The trip had been long, hot, and difficult over trails that even goats would avoid. Several times they'd had to stop to either pull one of the vehicles out of a sand trap or use the strips of perforated steel plating they had brought with them to dig down under the tires and pull themselves out.
Dominic would have liked to take his shirt off but that would have been foolish. His tender skin would have developed second-degree burns in a matter of minutes. The glare of the salt flats was eye piercing and the sun was only reflected and amplified by its whiteness.
His body tried to cool itself by sweating; it did no good. As soon as moisture appeared on his lips or face it was gone, evaporated. The sweat that reached his shirt lasted little longer. When it was gone it left white streaks from his own body salts soaked into the material.

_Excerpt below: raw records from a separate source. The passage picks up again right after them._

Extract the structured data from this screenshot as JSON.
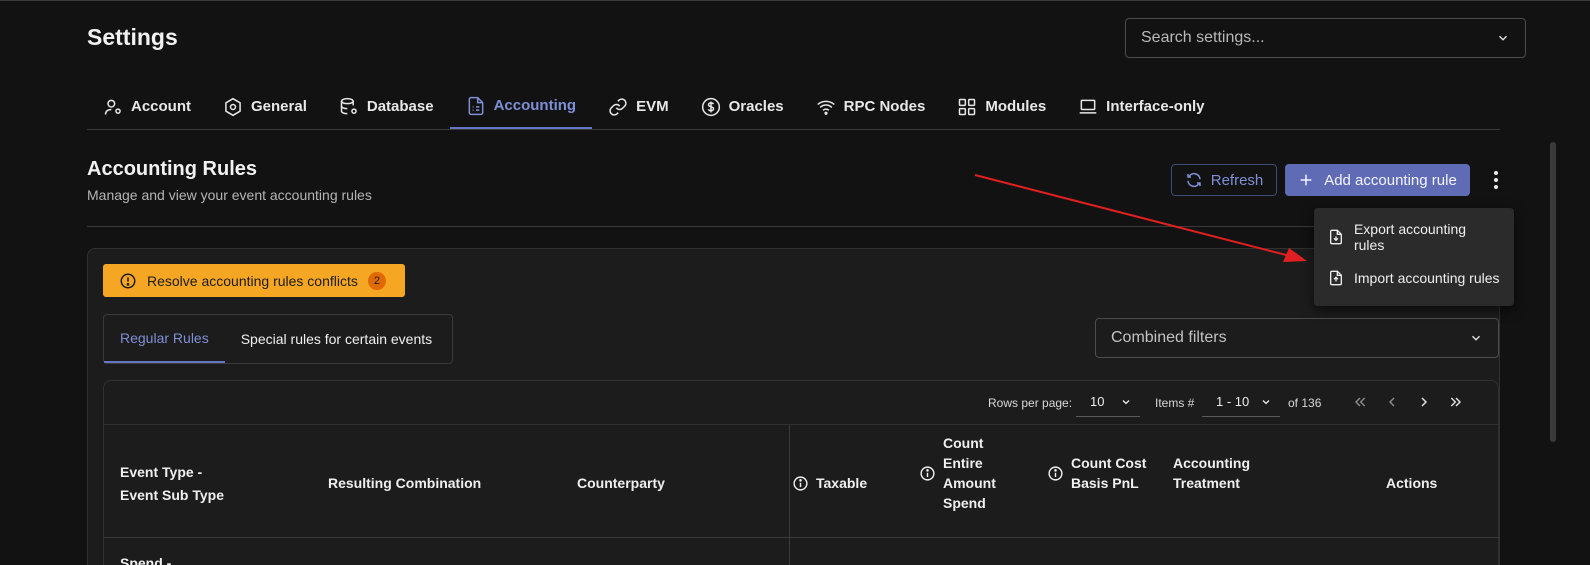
{
  "header": {
    "title": "Settings"
  },
  "search": {
    "placeholder": "Search settings..."
  },
  "tabs": [
    {
      "label": "Account",
      "icon": "user-gear-icon"
    },
    {
      "label": "General",
      "icon": "hexagon-gear-icon"
    },
    {
      "label": "Database",
      "icon": "database-gear-icon"
    },
    {
      "label": "Accounting",
      "icon": "file-list-icon",
      "active": true
    },
    {
      "label": "EVM",
      "icon": "link-icon"
    },
    {
      "label": "Oracles",
      "icon": "dollar-circle-icon"
    },
    {
      "label": "RPC Nodes",
      "icon": "wifi-icon"
    },
    {
      "label": "Modules",
      "icon": "grid-icon"
    },
    {
      "label": "Interface-only",
      "icon": "laptop-icon"
    }
  ],
  "section": {
    "title": "Accounting Rules",
    "subtitle": "Manage and view your event accounting rules"
  },
  "toolbar": {
    "refresh_label": "Refresh",
    "add_label": "Add accounting rule"
  },
  "menu": {
    "export_label": "Export accounting rules",
    "import_label": "Import accounting rules"
  },
  "conflicts": {
    "label": "Resolve accounting rules conflicts",
    "count": "2"
  },
  "subtabs": {
    "regular": "Regular Rules",
    "special": "Special rules for certain events"
  },
  "filter": {
    "label": "Combined filters"
  },
  "pager": {
    "rows_label": "Rows per page:",
    "rows_value": "10",
    "items_label": "Items #",
    "items_value": "1 - 10",
    "total": "of 136"
  },
  "table": {
    "headers": {
      "event_type_1": "Event Type -",
      "event_type_2": "Event Sub Type",
      "resulting": "Resulting Combination",
      "counterparty": "Counterparty",
      "taxable": "Taxable",
      "count_entire_1": "Count",
      "count_entire_2": "Entire",
      "count_entire_3": "Amount",
      "count_entire_4": "Spend",
      "count_cost_1": "Count Cost",
      "count_cost_2": "Basis PnL",
      "treatment_1": "Accounting",
      "treatment_2": "Treatment",
      "actions": "Actions"
    },
    "first_row_text": "Spend -"
  },
  "colors": {
    "accent": "#6674c4",
    "warning": "#f5a623",
    "annotation_arrow": "#e02020"
  }
}
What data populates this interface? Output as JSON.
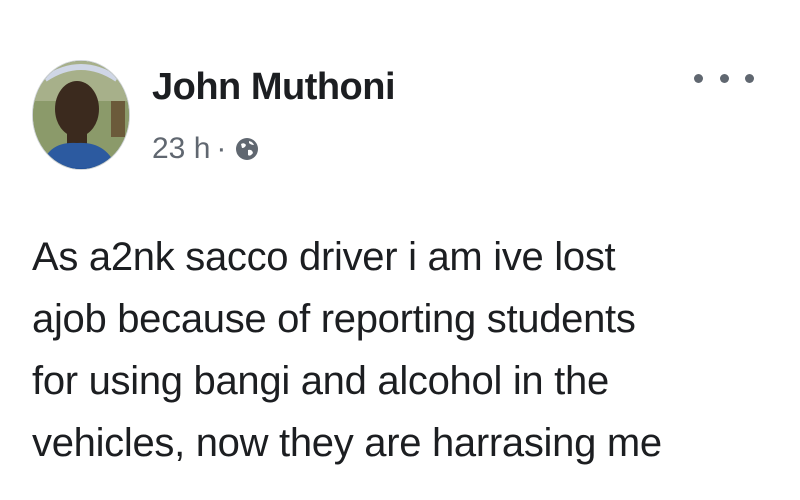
{
  "post": {
    "author": "John Muthoni",
    "time": "23 h",
    "separator": "·",
    "privacy_icon": "globe-icon",
    "more_icon": "more-options-icon",
    "text": "As a2nk sacco driver  i am  ive lost\najob because of reporting students\nfor using bangi and alcohol in the\nvehicles, now they are harrasing me"
  },
  "colors": {
    "text": "#1c1e21",
    "secondary": "#606770",
    "background": "#ffffff"
  }
}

Dominic put on dark glasses to ease the strain under the brim of his hat. He liked the desert; it felt good. The aching white was a comfort. For many the silence that could come to the barren lands was maddening. Not for him. It felt good. Clean.
He felt better now that he was going to work. That was what he needed, and the desert was a good place for killing. And for dying. It had been too long since he was operational. He knew that something had started to go wrong with him in Indochina at Dien Bien Phu. A need to fight, not just kill, though that was an important part of it. Even his strong desire for women had diminished. Though he still enjoyed a little ass, it didn't have the same satisfaction to it unless he had been in battle. He knew that Carl and Gus were worried about him. But there was no need for such concern. He would not last much longer. Like Carl and Gus, he too had known men like himself who had become infected with the same disease he now carried in his soul. They had all died sooner than their compatriots. And it was almost always a violent death.